The slowdown in Indian economy over the past five years or so has been accompanied by a sharp decline in private investment. Fixed capital formation, a good measure of value added through capital investments, in the private sector nosedived by 40% from being 14.26% of GDP in 2007-08 to 8.46% in 2012-13. Reviving this should be central to any attempt at improving the economy.
Public sector GFCF too declined in this period from 8.54% of GDP to 7.80% of GDP. Clearly the massive fiscal splurge in this period went into subsidies and doles rather than financing capital investments. As the combined squeeze of both started to bite, it is no surprise that supply-side inflationary pressures showed up.

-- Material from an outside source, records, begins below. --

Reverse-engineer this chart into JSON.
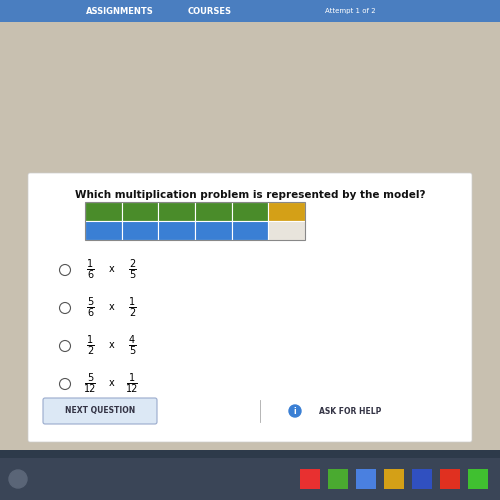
{
  "title": "Which multiplication problem is represented by the model?",
  "title_fontsize": 7.5,
  "bg_outer": "#2d3a4a",
  "bg_screen": "#c8c0b0",
  "bg_content": "#e8e4dc",
  "header_bg": "#4a7ec0",
  "header_text1": "ASSIGNMENTS",
  "header_text2": "COURSES",
  "header_text3": "Attempt 1 of 2",
  "n_cols": 6,
  "n_rows": 2,
  "top_row_colors": [
    "#4a8c2a",
    "#4a8c2a",
    "#4a8c2a",
    "#4a8c2a",
    "#4a8c2a",
    "#d4a017"
  ],
  "bottom_row_colors": [
    "#3a7fd4",
    "#3a7fd4",
    "#3a7fd4",
    "#3a7fd4",
    "#3a7fd4",
    "#e8e4dc"
  ],
  "options": [
    {
      "n1": "1",
      "d1": "6",
      "n2": "2",
      "d2": "5"
    },
    {
      "n1": "5",
      "d1": "6",
      "n2": "1",
      "d2": "2"
    },
    {
      "n1": "1",
      "d1": "2",
      "n2": "4",
      "d2": "5"
    },
    {
      "n1": "5",
      "d1": "12",
      "n2": "1",
      "d2": "12"
    }
  ],
  "nav_btn_text": "NEXT QUESTION",
  "help_text": "ASK FOR HELP",
  "taskbar_bg": "#3a4557",
  "taskbar_icons": [
    "#e8302a",
    "#4a8c2a",
    "#4a7ec0",
    "#d4a017",
    "#c83020",
    "#e84020",
    "#4ac020"
  ]
}
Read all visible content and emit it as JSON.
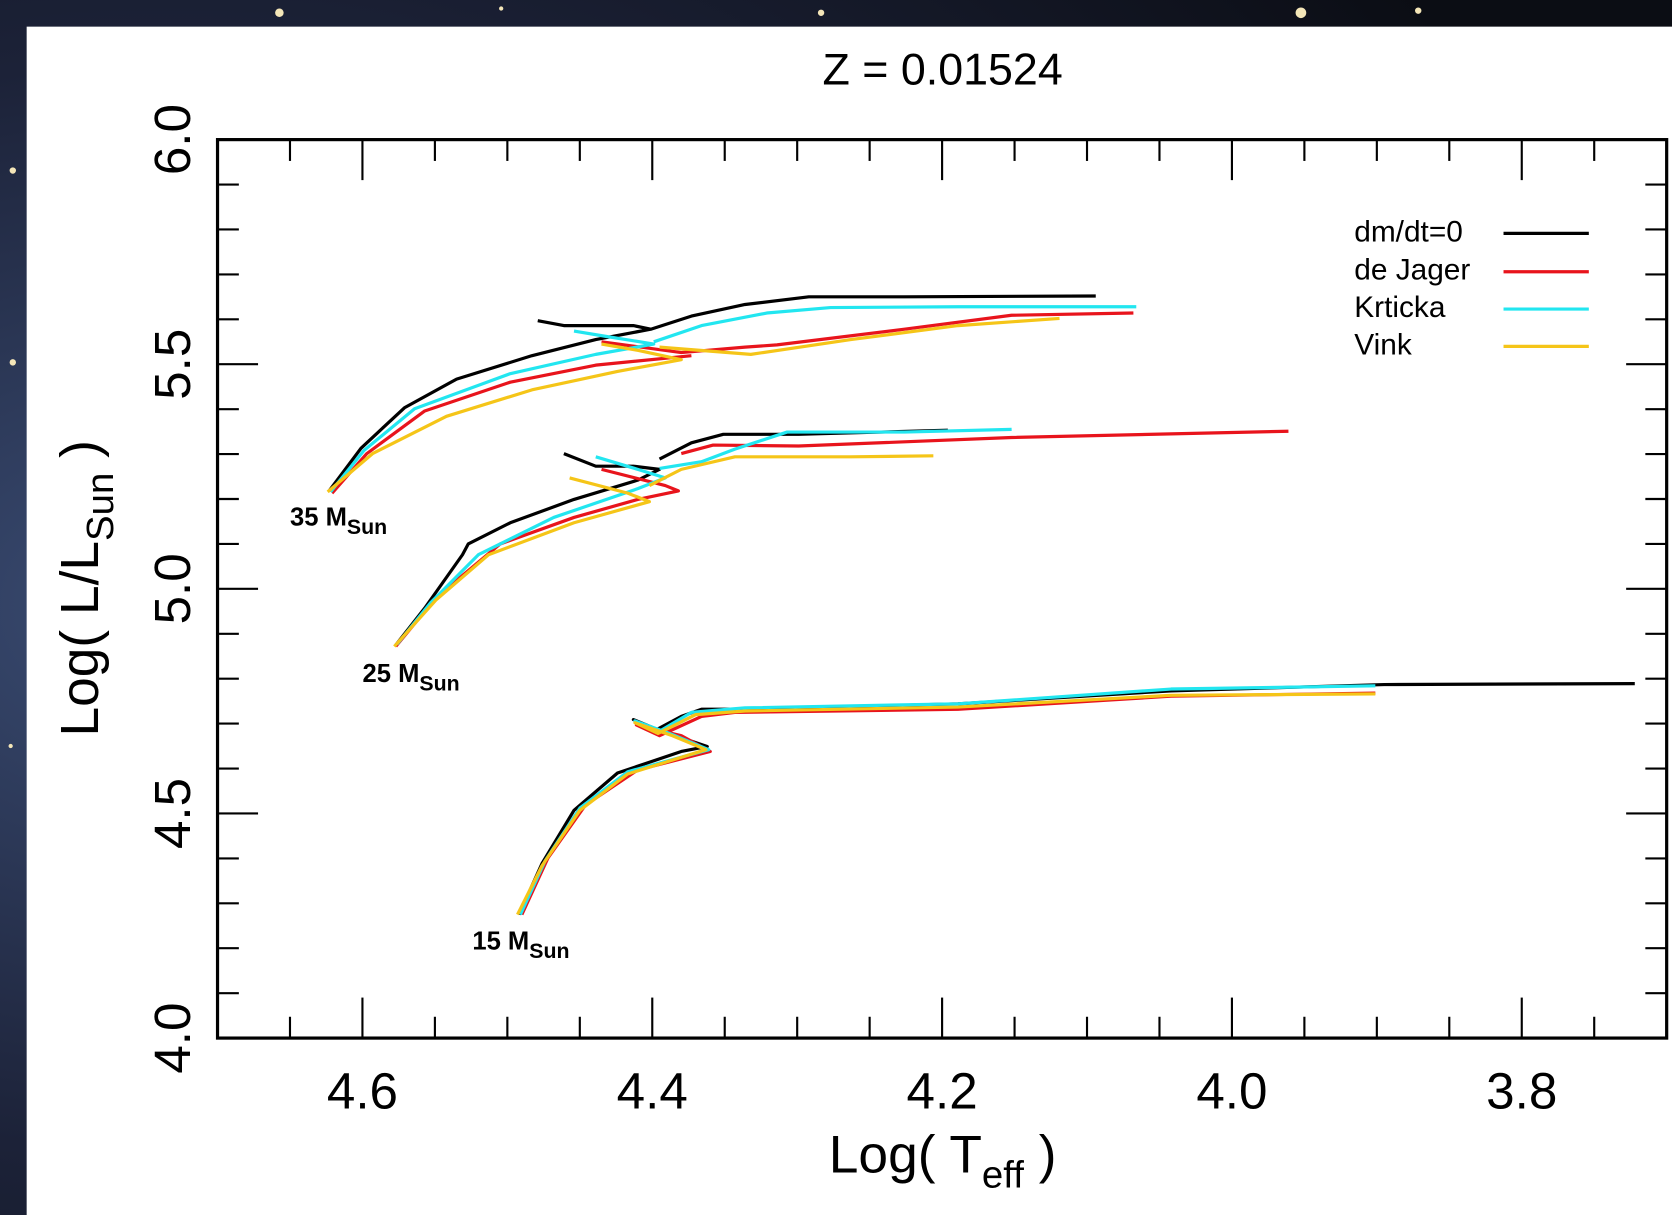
{
  "chart_data": {
    "type": "line",
    "title": "Z = 0.01524",
    "x_label": [
      "Log( T",
      "eff",
      " )"
    ],
    "y_label": [
      "Log( L/L",
      "Sun",
      " )"
    ],
    "xlim": [
      4.7,
      3.7
    ],
    "ylim": [
      4.0,
      6.0
    ],
    "xticks": [
      4.6,
      4.4,
      4.2,
      {
        "value": 4.0,
        "label": "4.0"
      },
      3.8
    ],
    "yticks": [
      {
        "value": 4.0,
        "label": "4.0"
      },
      4.5,
      {
        "value": 5.0,
        "label": "5.0"
      },
      5.5,
      {
        "value": 6.0,
        "label": "6.0"
      }
    ],
    "x_minor_ticks": [
      4.65,
      4.55,
      4.5,
      4.45,
      4.35,
      4.3,
      4.25,
      4.15,
      4.1,
      4.05,
      3.95,
      3.9,
      3.85,
      3.75
    ],
    "y_minor_ticks": [
      4.1,
      4.2,
      4.3,
      4.4,
      4.6,
      4.7,
      4.8,
      4.9,
      5.1,
      5.2,
      5.3,
      5.4,
      5.6,
      5.7,
      5.8,
      5.9
    ],
    "annotations": [
      {
        "text": "35 M",
        "sub": "Sun"
      },
      {
        "text": "25 M",
        "sub": "Sun"
      },
      {
        "text": "15 M",
        "sub": "Sun"
      }
    ],
    "series": [
      {
        "name": "dm/dt=0",
        "color": "#000000",
        "x": [
          4.623,
          4.601,
          4.571,
          4.535,
          4.483,
          4.439,
          4.401,
          4.413,
          4.461,
          4.479,
          null,
          4.401,
          4.373,
          4.336,
          4.292,
          4.226,
          4.094,
          null,
          4.577,
          4.557,
          4.531,
          4.527,
          4.498,
          4.454,
          4.41,
          4.395,
          4.413,
          4.439,
          4.461,
          null,
          4.395,
          4.373,
          4.351,
          4.299,
          4.196,
          null,
          4.492,
          4.476,
          4.454,
          4.424,
          4.38,
          4.362,
          4.395,
          4.413,
          4.398,
          4.38,
          4.366,
          4.336,
          4.189,
          4.042,
          3.895,
          3.722
        ],
        "values": [
          5.218,
          5.313,
          5.403,
          5.467,
          5.519,
          5.555,
          5.578,
          5.586,
          5.586,
          5.597,
          null,
          5.578,
          5.607,
          5.633,
          5.65,
          5.65,
          5.652,
          null,
          4.875,
          4.957,
          5.076,
          5.1,
          5.147,
          5.199,
          5.242,
          5.266,
          5.273,
          5.273,
          5.301,
          null,
          5.289,
          5.325,
          5.344,
          5.344,
          5.353,
          null,
          4.275,
          4.389,
          4.507,
          4.59,
          4.638,
          4.649,
          4.685,
          4.709,
          4.685,
          4.716,
          4.732,
          4.732,
          4.744,
          4.773,
          4.787,
          4.789
        ]
      },
      {
        "name": "de Jager",
        "color": "#e8141c",
        "x": [
          4.621,
          4.597,
          4.557,
          4.498,
          4.439,
          4.373,
          null,
          4.435,
          4.38,
          4.336,
          4.314,
          4.226,
          4.152,
          4.068,
          null,
          4.577,
          4.549,
          4.505,
          4.454,
          4.41,
          4.382,
          4.391,
          4.435,
          null,
          4.38,
          4.358,
          4.299,
          4.152,
          3.961,
          null,
          4.49,
          4.472,
          4.446,
          4.41,
          4.36,
          4.38,
          4.411,
          4.395,
          4.366,
          4.343,
          4.189,
          4.042,
          3.901
        ],
        "values": [
          5.213,
          5.301,
          5.396,
          5.46,
          5.498,
          5.519,
          null,
          5.55,
          5.526,
          5.538,
          5.543,
          5.578,
          5.609,
          5.614,
          null,
          4.872,
          4.981,
          5.1,
          5.159,
          5.199,
          5.218,
          5.23,
          5.266,
          null,
          5.301,
          5.32,
          5.318,
          5.337,
          5.351,
          null,
          4.275,
          4.401,
          4.519,
          4.597,
          4.638,
          4.673,
          4.697,
          4.673,
          4.716,
          4.725,
          4.732,
          4.761,
          4.768
        ]
      },
      {
        "name": "Krticka",
        "color": "#22e6f0",
        "x": [
          4.622,
          4.599,
          4.564,
          4.498,
          4.439,
          4.399,
          4.432,
          4.454,
          null,
          4.399,
          4.366,
          4.321,
          4.277,
          4.189,
          4.066,
          null,
          4.576,
          4.553,
          4.52,
          4.468,
          4.41,
          4.391,
          4.41,
          4.439,
          null,
          4.395,
          4.366,
          4.343,
          4.307,
          4.226,
          4.152,
          null,
          4.491,
          4.474,
          4.45,
          4.417,
          4.361,
          4.388,
          4.412,
          4.395,
          4.373,
          4.336,
          4.189,
          4.042,
          3.901
        ],
        "values": [
          5.216,
          5.308,
          5.401,
          5.479,
          5.522,
          5.545,
          5.562,
          5.574,
          null,
          5.55,
          5.586,
          5.614,
          5.626,
          5.628,
          5.628,
          null,
          4.877,
          4.969,
          5.076,
          5.159,
          5.223,
          5.247,
          5.266,
          5.294,
          null,
          5.268,
          5.283,
          5.311,
          5.349,
          5.349,
          5.355,
          null,
          4.275,
          4.394,
          4.512,
          4.593,
          4.642,
          4.678,
          4.706,
          4.683,
          4.725,
          4.735,
          4.744,
          4.777,
          4.784
        ]
      },
      {
        "name": "Vink",
        "color": "#f5c518",
        "x": [
          4.624,
          4.593,
          4.542,
          4.483,
          4.424,
          4.38,
          4.41,
          4.435,
          null,
          4.395,
          4.332,
          4.263,
          4.189,
          4.119,
          null,
          4.578,
          4.549,
          4.513,
          4.454,
          4.402,
          4.417,
          4.457,
          null,
          4.402,
          4.38,
          4.343,
          4.263,
          4.206,
          null,
          4.493,
          4.476,
          4.45,
          4.417,
          4.363,
          4.386,
          4.412,
          4.396,
          4.37,
          4.336,
          4.189,
          4.042,
          3.901
        ],
        "values": [
          5.216,
          5.301,
          5.384,
          5.443,
          5.484,
          5.51,
          5.531,
          5.545,
          null,
          5.538,
          5.522,
          5.555,
          5.586,
          5.602,
          null,
          4.872,
          4.976,
          5.076,
          5.147,
          5.194,
          5.213,
          5.247,
          null,
          5.23,
          5.266,
          5.294,
          5.294,
          5.296,
          null,
          4.275,
          4.384,
          4.507,
          4.588,
          4.642,
          4.673,
          4.702,
          4.678,
          4.72,
          4.728,
          4.737,
          4.763,
          4.766
        ]
      }
    ]
  }
}
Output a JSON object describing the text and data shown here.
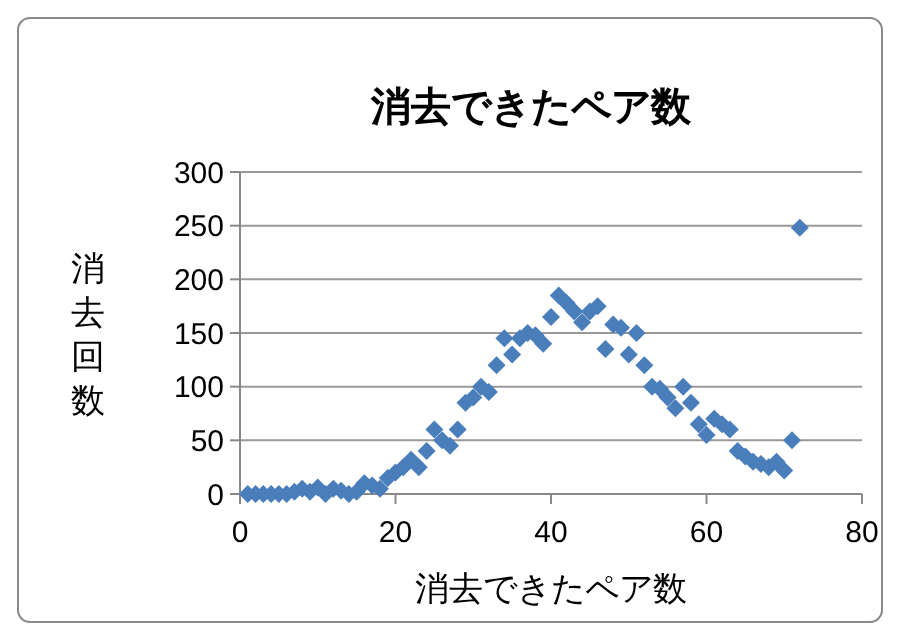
{
  "chart_data": {
    "type": "scatter",
    "title": "消去できたペア数",
    "xlabel": "消去できたペア数",
    "ylabel": "消去回数",
    "x": [
      1,
      2,
      3,
      4,
      5,
      6,
      7,
      8,
      9,
      10,
      11,
      12,
      13,
      14,
      15,
      16,
      17,
      18,
      19,
      20,
      21,
      22,
      23,
      24,
      25,
      26,
      27,
      28,
      29,
      30,
      31,
      32,
      33,
      34,
      35,
      36,
      37,
      38,
      39,
      40,
      41,
      42,
      43,
      44,
      45,
      46,
      47,
      48,
      49,
      50,
      51,
      52,
      53,
      54,
      55,
      56,
      57,
      58,
      59,
      60,
      61,
      62,
      63,
      64,
      65,
      66,
      67,
      68,
      69,
      70,
      71,
      72
    ],
    "series": [
      {
        "color": "#4a7ebb",
        "values": [
          0,
          0,
          0,
          0,
          0,
          0,
          2,
          5,
          2,
          6,
          0,
          5,
          3,
          0,
          2,
          10,
          8,
          5,
          15,
          20,
          25,
          32,
          25,
          40,
          60,
          50,
          45,
          60,
          85,
          90,
          100,
          95,
          120,
          145,
          130,
          145,
          150,
          148,
          140,
          165,
          185,
          178,
          170,
          160,
          170,
          175,
          135,
          158,
          155,
          130,
          150,
          120,
          100,
          98,
          90,
          80,
          100,
          85,
          65,
          55,
          70,
          65,
          60,
          40,
          35,
          30,
          28,
          25,
          30,
          22,
          50,
          248
        ]
      }
    ],
    "xlim": [
      0,
      80
    ],
    "xticks": [
      0,
      20,
      40,
      60,
      80
    ],
    "ylim": [
      0,
      300
    ],
    "yticks": [
      0,
      50,
      100,
      150,
      200,
      250,
      300
    ],
    "grid": "y",
    "marker": "diamond"
  }
}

In fact, much of this (and a host of other fundamentals) reflects the problems posed by deep underlying structural issues - infrastructure bottlenecks, rigidities in labor market, tough business environment, accessing credit for small enterprises, and so on. Clearly, a second generation of economic reforms, long overdue, are necessary to alleviate these constraints. Even with aggressive pursuit of reforms, it is going to take time.
As the graph shows, the decline started in 2008, coinciding with the global financial crisis and the resultant recession/slowdown. It has fallen unabated since then. In fact, even the steep rise in investment from 2004-05 was driven by the headwinds from the economic boom during the period which papered over these fundamental problems.